How much baggage are you flying with?
Anyone who travels a bit on airlines has probably learned some lessons from baggage, such as: Travel light. Be sure to take the right suitcase off the carousel.
More life changing, though, are the spiritual lessons that can be gleaned from traveling with bags.
Lesson No. 1: Less baggage works better. If your flight is canceled, you can more easily catch another one if you haven’t checked your bags. Most airlines won’t make an easy change when checked bags are involved.
See the spiritual lesson here? The less baggage – spiritually translated as the less disheartened, fearful, angry, jealous, or limited thinking we carry in our heart – the freer and easier our lives are. Nimble thought enables you to respond confidently with spiritual reasoning, moving practically on your life journey. Less mental baggage, smoother journeying.

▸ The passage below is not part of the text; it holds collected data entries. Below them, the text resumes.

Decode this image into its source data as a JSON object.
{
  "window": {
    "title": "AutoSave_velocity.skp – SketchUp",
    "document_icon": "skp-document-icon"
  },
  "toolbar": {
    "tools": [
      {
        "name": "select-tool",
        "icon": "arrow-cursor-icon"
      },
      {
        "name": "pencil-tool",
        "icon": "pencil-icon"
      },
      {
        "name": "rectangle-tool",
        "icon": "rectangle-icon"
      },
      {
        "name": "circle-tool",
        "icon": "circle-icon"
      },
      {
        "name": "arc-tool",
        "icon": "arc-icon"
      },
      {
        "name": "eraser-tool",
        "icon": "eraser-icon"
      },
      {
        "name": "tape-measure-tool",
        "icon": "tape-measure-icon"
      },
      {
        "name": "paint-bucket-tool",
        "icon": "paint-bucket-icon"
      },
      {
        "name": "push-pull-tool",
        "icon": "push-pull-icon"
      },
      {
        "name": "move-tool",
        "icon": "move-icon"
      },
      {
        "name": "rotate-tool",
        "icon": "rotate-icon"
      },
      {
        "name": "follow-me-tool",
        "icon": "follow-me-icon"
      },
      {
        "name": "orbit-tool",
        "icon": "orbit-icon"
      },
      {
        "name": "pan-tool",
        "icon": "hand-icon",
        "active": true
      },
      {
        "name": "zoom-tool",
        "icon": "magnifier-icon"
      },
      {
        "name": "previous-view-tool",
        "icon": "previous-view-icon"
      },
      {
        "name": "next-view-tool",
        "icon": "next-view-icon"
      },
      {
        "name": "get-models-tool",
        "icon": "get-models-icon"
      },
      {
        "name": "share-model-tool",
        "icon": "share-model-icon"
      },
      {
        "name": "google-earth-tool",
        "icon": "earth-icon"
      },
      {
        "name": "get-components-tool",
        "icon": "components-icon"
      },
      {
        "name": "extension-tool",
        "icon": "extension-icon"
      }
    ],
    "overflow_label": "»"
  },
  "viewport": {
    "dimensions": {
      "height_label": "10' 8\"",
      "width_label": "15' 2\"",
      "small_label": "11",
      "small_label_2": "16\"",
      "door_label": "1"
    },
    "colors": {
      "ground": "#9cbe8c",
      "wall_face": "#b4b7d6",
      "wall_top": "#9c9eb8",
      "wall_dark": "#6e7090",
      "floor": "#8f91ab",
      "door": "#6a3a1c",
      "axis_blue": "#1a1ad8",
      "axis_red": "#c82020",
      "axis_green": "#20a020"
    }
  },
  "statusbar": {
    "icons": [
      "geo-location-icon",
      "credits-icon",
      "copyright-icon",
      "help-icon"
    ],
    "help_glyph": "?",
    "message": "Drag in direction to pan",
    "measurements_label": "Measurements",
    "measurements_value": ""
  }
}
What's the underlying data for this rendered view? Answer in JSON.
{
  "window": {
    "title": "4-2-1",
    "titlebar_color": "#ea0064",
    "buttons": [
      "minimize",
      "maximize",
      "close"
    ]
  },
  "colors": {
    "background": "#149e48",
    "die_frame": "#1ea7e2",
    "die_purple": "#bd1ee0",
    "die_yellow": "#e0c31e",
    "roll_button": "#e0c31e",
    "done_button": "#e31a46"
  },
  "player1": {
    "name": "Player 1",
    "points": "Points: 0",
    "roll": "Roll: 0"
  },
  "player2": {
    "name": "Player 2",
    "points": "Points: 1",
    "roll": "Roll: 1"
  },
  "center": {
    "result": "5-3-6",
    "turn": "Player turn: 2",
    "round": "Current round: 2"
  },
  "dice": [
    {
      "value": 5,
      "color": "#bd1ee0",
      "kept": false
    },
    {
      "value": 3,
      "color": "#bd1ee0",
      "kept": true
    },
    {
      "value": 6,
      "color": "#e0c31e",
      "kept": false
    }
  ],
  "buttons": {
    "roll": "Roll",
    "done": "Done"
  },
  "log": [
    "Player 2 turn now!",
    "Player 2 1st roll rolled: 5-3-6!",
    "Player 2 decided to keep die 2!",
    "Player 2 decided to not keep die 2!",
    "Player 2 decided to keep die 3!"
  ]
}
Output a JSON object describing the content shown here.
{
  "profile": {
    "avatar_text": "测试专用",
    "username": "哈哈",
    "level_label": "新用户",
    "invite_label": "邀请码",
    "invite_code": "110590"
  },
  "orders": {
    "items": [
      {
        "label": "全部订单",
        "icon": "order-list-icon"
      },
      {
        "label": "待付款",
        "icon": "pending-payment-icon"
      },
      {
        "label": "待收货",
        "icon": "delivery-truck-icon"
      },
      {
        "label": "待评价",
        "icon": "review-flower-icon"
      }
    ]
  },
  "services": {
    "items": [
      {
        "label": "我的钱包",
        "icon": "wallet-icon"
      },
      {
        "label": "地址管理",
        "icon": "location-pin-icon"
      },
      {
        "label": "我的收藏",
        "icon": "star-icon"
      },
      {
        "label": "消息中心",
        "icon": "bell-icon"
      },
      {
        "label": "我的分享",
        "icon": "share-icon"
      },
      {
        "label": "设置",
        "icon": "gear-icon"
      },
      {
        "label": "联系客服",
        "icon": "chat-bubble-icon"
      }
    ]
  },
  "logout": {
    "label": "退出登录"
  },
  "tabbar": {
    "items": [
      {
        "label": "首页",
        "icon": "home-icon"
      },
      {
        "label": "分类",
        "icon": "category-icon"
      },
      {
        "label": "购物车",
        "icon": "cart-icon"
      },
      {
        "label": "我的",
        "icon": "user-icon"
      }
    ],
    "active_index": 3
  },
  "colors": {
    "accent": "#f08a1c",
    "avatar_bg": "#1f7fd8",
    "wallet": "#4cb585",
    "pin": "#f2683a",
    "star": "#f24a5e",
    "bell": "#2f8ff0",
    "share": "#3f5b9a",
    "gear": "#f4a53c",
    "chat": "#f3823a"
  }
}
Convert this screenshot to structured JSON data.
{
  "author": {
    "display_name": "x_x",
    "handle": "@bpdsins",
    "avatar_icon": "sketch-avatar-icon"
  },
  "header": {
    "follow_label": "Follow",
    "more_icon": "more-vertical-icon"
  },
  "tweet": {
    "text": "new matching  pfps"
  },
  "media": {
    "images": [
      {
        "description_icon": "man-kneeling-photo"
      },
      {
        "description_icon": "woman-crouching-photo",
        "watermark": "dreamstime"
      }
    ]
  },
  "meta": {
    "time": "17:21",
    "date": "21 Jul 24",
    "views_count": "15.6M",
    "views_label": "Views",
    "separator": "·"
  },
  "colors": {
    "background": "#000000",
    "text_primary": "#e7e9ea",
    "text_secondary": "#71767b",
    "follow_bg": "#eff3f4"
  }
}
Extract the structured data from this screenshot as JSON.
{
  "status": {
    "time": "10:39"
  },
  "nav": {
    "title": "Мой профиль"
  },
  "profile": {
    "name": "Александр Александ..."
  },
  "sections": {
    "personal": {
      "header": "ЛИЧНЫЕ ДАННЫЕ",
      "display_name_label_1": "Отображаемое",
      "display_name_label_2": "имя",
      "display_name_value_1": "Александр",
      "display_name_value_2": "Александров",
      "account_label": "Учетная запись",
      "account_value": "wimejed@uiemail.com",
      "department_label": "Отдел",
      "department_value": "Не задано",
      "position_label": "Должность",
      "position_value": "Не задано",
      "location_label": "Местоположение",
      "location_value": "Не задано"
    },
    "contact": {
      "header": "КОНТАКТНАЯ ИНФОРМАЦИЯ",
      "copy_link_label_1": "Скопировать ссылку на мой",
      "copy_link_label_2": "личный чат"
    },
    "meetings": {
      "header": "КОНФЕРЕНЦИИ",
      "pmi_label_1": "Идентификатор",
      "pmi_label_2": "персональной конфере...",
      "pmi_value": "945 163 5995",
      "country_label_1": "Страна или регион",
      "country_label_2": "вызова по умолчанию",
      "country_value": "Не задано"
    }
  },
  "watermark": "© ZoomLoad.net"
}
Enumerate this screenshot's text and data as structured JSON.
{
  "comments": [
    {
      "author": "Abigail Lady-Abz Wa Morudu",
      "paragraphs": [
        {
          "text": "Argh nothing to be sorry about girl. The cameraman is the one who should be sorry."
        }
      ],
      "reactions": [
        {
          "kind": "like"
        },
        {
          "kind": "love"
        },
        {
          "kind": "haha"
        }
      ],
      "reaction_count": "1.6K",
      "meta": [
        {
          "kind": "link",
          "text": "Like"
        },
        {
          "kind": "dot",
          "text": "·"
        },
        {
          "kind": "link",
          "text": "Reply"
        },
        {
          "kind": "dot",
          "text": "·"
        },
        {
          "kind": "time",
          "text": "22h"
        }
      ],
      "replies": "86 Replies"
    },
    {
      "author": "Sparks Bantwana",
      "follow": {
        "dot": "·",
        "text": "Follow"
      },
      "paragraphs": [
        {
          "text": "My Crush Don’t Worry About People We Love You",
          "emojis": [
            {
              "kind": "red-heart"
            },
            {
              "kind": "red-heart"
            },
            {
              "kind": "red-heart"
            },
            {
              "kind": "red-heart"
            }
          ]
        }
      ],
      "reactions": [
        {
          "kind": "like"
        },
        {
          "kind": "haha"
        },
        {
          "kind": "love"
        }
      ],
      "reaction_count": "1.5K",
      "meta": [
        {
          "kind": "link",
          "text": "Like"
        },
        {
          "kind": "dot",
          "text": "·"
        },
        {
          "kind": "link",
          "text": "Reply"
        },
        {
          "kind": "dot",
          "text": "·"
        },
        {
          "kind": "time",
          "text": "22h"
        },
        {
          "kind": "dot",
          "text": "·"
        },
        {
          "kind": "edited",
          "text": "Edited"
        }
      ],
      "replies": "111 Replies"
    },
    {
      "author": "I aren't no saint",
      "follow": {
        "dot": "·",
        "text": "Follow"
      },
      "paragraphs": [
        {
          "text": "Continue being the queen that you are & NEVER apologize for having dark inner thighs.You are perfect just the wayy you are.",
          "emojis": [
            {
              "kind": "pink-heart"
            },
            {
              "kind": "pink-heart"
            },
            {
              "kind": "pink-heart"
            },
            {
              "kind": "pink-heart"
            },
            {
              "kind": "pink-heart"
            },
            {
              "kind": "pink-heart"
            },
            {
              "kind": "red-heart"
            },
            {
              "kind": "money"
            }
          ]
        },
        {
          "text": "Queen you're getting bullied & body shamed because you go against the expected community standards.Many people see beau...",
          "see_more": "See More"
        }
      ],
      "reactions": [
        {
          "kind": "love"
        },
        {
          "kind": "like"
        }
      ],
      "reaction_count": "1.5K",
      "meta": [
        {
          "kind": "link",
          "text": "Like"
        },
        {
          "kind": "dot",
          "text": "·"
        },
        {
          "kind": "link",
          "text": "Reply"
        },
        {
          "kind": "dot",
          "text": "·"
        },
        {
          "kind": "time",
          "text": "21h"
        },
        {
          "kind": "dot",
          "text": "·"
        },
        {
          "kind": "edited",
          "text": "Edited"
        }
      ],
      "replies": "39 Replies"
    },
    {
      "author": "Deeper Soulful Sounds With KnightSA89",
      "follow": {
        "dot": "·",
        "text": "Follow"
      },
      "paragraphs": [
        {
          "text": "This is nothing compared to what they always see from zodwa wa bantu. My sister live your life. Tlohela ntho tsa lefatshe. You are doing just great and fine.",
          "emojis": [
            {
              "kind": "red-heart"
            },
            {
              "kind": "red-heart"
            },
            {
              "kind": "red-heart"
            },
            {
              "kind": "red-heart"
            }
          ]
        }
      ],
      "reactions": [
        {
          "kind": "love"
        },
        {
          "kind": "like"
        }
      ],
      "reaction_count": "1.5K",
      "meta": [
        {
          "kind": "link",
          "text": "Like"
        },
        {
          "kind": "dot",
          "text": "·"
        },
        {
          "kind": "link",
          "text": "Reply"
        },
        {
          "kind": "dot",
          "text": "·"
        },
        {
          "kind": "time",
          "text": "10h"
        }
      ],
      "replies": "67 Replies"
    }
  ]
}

Lesson No. 2: Claim the right bag after you deplane. If you somehow took the wrong bag, calmly find a way to exchange it for the right one.
In life, we often claim mental baggage that doesn’t – and never could – belong to us. Baggage is often filled with identifications that have no relevance to our real, spiritual identity – identifications such as we don’t look, perform, or think like others who seem successful. Maybe there’s a heavy bag of responsibility. What’s the answer? Calmly leave the baggage, and exchange the confused view of ourselves for our original, free, God-created identity.
Mary Baker Eddy, founder of the Monitor, echoed biblical injunctions when she wrote of God, “[W]e should understand something of that great good for which we are to leave all else” (“The People’s Idea of God,” p. 6). We can leave the heavy weights in our lives and trust in God’s nature as infinite good to sustain our identity and all that we need to live joyfully.
The spiritual lessons about baggage are the best: Journey light, unburdened. And accept only the right bag, the correct identity – the God-given identity – which is always the right carry-on!